Publicado em 12 de dezembro de 2022 às 06h00.

Última atualização em 12 de dezembro de 2022 às 12h49.

O “metaverso” ainda não está aqui e, quando chegar, não será um domínio único controlado por apenas uma empresa. O Facebook queria dar essa impressão quando mudou de nome para Meta, mas o rebranding da empresa coincidiu com grandes investimentos da Microsoft e da Roblox. Todas estão se dobrando para tentar moldar como a realidade virtual e as identidades digitais vão ser usadas para organizar mais nossa vida cotidiana — de trabalho e cuidados com a saúde a compras, videogames e outras formas de entretenimento.

O metaverso não é um conceito novo.

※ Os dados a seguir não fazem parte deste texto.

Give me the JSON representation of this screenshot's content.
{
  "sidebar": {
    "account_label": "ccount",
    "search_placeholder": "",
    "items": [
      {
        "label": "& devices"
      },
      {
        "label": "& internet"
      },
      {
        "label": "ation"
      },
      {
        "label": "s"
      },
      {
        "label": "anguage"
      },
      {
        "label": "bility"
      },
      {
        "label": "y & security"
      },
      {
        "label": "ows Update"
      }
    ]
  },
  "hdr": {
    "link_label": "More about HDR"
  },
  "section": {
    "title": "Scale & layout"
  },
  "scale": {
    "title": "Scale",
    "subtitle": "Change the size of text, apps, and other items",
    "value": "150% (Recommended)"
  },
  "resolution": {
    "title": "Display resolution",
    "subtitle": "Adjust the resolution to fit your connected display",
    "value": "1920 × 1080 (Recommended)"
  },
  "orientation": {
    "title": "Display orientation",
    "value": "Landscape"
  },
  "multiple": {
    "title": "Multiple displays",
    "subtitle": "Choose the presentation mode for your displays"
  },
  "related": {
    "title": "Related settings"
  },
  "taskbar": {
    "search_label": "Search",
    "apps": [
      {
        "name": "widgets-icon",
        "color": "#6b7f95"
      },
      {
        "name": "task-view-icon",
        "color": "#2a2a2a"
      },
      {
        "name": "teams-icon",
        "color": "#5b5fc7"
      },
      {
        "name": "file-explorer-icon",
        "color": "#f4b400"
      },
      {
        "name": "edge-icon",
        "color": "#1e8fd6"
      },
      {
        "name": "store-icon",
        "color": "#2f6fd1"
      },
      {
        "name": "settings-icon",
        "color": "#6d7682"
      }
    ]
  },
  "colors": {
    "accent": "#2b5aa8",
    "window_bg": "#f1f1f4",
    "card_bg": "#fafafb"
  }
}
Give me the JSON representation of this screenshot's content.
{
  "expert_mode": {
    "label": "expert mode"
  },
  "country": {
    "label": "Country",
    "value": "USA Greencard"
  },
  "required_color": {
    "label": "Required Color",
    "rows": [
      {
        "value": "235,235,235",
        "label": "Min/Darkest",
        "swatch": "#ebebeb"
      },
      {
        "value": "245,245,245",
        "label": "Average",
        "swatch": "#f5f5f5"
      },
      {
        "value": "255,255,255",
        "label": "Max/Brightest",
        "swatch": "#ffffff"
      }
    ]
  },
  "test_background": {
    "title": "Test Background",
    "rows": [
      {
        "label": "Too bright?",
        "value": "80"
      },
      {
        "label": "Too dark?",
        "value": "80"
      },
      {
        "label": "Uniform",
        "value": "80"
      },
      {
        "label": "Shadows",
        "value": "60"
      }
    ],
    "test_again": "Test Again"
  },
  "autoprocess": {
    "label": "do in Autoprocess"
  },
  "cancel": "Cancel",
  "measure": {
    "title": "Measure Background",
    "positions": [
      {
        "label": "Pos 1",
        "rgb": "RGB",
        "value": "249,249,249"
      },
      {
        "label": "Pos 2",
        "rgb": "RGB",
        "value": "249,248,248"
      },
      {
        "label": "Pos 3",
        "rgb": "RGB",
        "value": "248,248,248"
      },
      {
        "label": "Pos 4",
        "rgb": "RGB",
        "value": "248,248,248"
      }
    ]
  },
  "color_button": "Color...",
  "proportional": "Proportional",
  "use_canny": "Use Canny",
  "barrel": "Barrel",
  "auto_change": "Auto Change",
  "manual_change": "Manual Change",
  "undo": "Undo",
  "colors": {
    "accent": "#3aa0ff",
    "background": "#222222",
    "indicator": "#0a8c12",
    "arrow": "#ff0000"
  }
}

O termo foi inventado pelo escritor de ficção científica Neal Stephenson em seu livro Nevasca, de 1992, que retrata uma distopia hipercapitalista em que a humanidade optou coletivamente pela vida em ambientes virtuais. Até aqui, a experiência não foi menos distópica deste lado do mundo real. A maioria dos experimentos com ambientes digitais imersivos tem sido imediatamente arruinada por bullying, assédio, abusos sexuais digitais e todos os outros abusos que temos passado a associar com plataformas que “andam rápido e quebram coisas”. 

Nada disso deveria ser surpresa. A ética das novas tecnologias sempre chegou depois das inovações em si. É por isso que partidos independentes deveriam apresentar modelos de governança o mais rápido possível — antes que empresas com interesses próprios o façam com suas próprias margens de lucro em mente.

A evolução da ética na inteligência artificial é instrutiva aqui. Após um grande avanço no reconhecimento de imagens por IA em 2012, o interesse de empresas e governos pelo setor explodiu, atraindo contribuições importantes de estudiosos de ética e ativistas que publicaram pesquisas sobre os perigos de treinar IAs em bancos de dados tendenciosos. Uma nova linguagem foi desenvolvida para incorporar no design de novas aplicações de IA os valores que queremos seguir.

Graças a esse trabalho, hoje nós sabemos que a IA está na prática “automatizando a desigualdade”, como diz Virginia Eubanks, da Universidade de Albany, além de perpetuar estereótipos raciais no policiamento. Para chamar a atenção para esse problema, o cientista da computação Joy Buolamwini, do MIT Media Lab, lançou em 2016 a Liga da Justiça Algorítmica (“Algorithmic Justice League”, no original em inglês).

A primeira onda de respostas mirou foco público nos problemas éticos associados à IA. Mas ela foi logo eclipsada por uma pressão renovada por autorregulamentação dentro do setor. Desenvolvedores de IA introduziram conjuntos de ferramentas técnicas para realizar avaliações internas e de terceiros, na esperança de que isso diminuísse os receios do público. Não foi o que aconteceu, já que a maioria das empresas buscando avanços em IA tem modelos de negócios em conflito aberto com os critérios éticos que o público quer que elas defendam.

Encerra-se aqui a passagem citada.